G. Taxi. Taxi fares will be reimbursed if incurred during the normal course of business. Receipts should be submitted on an employee expense report.
H. Charter Aircraft. No aircraft may be chartered by an employee or director without the prior express consent of the Chairman of the Board of NBI or TNB. Approval will be based on demonstrated cost efficiencies.
I. Spouse/Travel Expenses. The Bank does not pay the expenses of a spouse, a guest or a family member accompanying a director or employee who is attending Bank related functions.
VI. Office and Facility Improvements and Renovations
Renovations of facilities and office space are the responsibility of the Vice President – Facilities Manager and the Senior Vice President/Chief Operations Officer. Each year, an annual budget for renovations is prepared and approved by executive management. All proposed office and facility capital improvements and/or renovations with a cost exceeding $20,000 also require the signature of the Bank President. Expenditures of more than $50,000 (anything outside of previously approved budget) must be presented to the Board of Directors for approval.

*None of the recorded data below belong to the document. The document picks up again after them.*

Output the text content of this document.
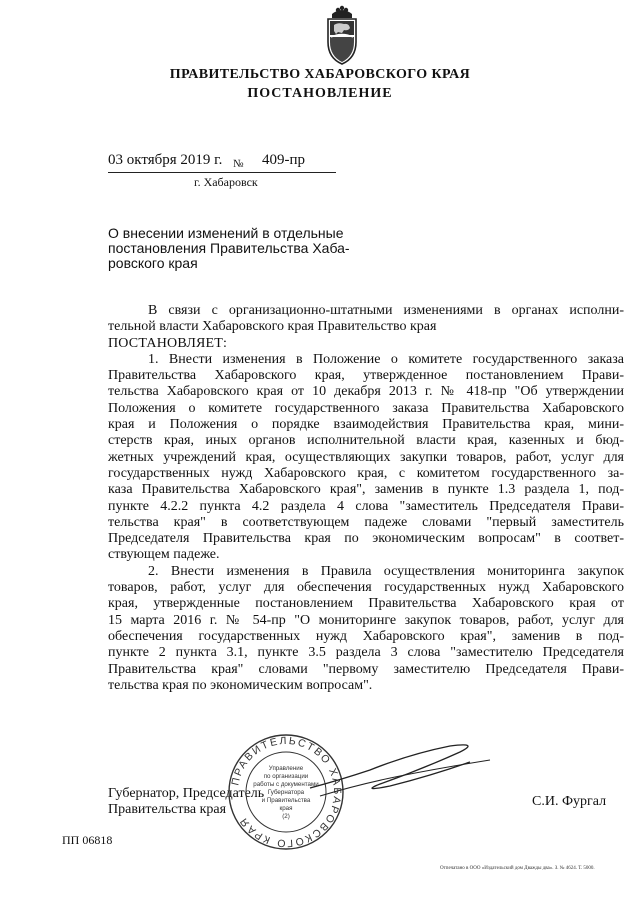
ПРАВИТЕЛЬСТВО ХАБАРОВСКОГО КРАЯ
ПОСТАНОВЛЕНИЕ
03 октября 2019 г. № 409-пр
г. Хабаровск
О внесении изменений в отдельные
постановления Правительства Хаба-
ровского края

В связи с организационно-штатными изменениями в органах исполни-

тельной власти Хабаровского края Правительство края

ПОСТАНОВЛЯЕТ:

1. Внести изменения в Положение о комитете государственного заказа

Правительства Хабаровского края, утвержденное постановлением Прави-

тельства Хабаровского края от 10 декабря 2013 г. № 418-пр "Об утверждении

Положения о комитете государственного заказа Правительства Хабаровского

края и Положения о порядке взаимодействия Правительства края, мини-

стерств края, иных органов исполнительной власти края, казенных и бюд-

жетных учреждений края, осуществляющих закупки товаров, работ, услуг для

государственных нужд Хабаровского края, с комитетом государственного за-

каза Правительства Хабаровского края", заменив в пункте 1.3 раздела 1, под-

пункте 4.2.2 пункта 4.2 раздела 4 слова "заместитель Председателя Прави-

тельства края" в соответствующем падеже словами "первый заместитель

Председателя Правительства края по экономическим вопросам" в соответ-

ствующем падеже.

2. Внести изменения в Правила осуществления мониторинга закупок

товаров, работ, услуг для обеспечения государственных нужд Хабаровского

края, утвержденные постановлением Правительства Хабаровского края от

15 марта 2016 г. № 54-пр "О мониторинге закупок товаров, работ, услуг для

обеспечения государственных нужд Хабаровского края", заменив в под-

пункте 2 пункта 3.1, пункте 3.5 раздела 3 слова "заместителю Председателя

Правительства края" словами "первому заместителю Председателя Прави-

тельства края по экономическим вопросам".

Губернатор, Председатель
Правительства края
С.И. Фургал
ПРАВИТЕЛЬСТВО ХАБАРОВСКОГО КРАЯ
Управление
по организации
работы с документами
Губернатора
и Правительства
края
(2)
ПП 06818
Отпечатано в ООО «Издательский дом Дважды два». З. № 4624. Т. 5000.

All proposed meetings and events organized by the Bank must serve one or more legitimate business purposes. Each proposed meeting or event with a cost exceeding $2,500 must be supported by a written business case identifying the specific business purpose and approved by the CEO (if an employee or senior executive officer meeting or event) or the Chairman of the Board (if a director or CEO meeting or event).
The CEO may establish reasonable entertainment allowances for employees, and the Board may establish such an allowance for the CEO. In the absence of such an allowance, all reimbursements for employee entertainment expenses exceeding $1,000 must be approved by the CEO, and CEO entertainment expenses exceeding $2,000 must be approved by the Chairman of the Board. The Board may establish a reasonable entertainment allowance for directors. Director expenditures exceeding the director's allowance must be approved by the Chairman of the Board. If a guest or customer is being entertained, the individual's name, affiliation, place of meeting or entertainment, and business reason for the entertainment must be included on the employee expense report or accounts payable voucher that is submitted for reimbursement.
IX. Other Activities
All other activities or events that are not reasonable expenditures for staff development, performance incentives in accordance with written plans and policies or other similar expenditures incurred in the normal course of business must be approved by the CEO or the Chairman of the Board.
X. Reporting of Violations
Any individual who violates this Policy, or knows of any such violation by any other individual, must report the violation immediately to such individual's supervisor who shall then report the violation to the CEO or to the Chairman of the Board (if an alleged CEO violation). Any employee or director who engages in extravagant spending shall be subject to discipline up to and including termination of employment or removal from or omission of renomination to the Board.
The respective CEO and the Chief Financial Officer of TNB and NBI shall certify to the Board at least annually that the provisions of this Policy are being enforced and are sufficient to provide reasonable assurance that the expenditures for such purposes are not excessive. This policy will be posted to, and included on, TNB's website for public viewing.
XII. Amendments and Modifications
This Policy shall be subject to modification only with the approval of the Board stating the specific business rationale for the change in policy.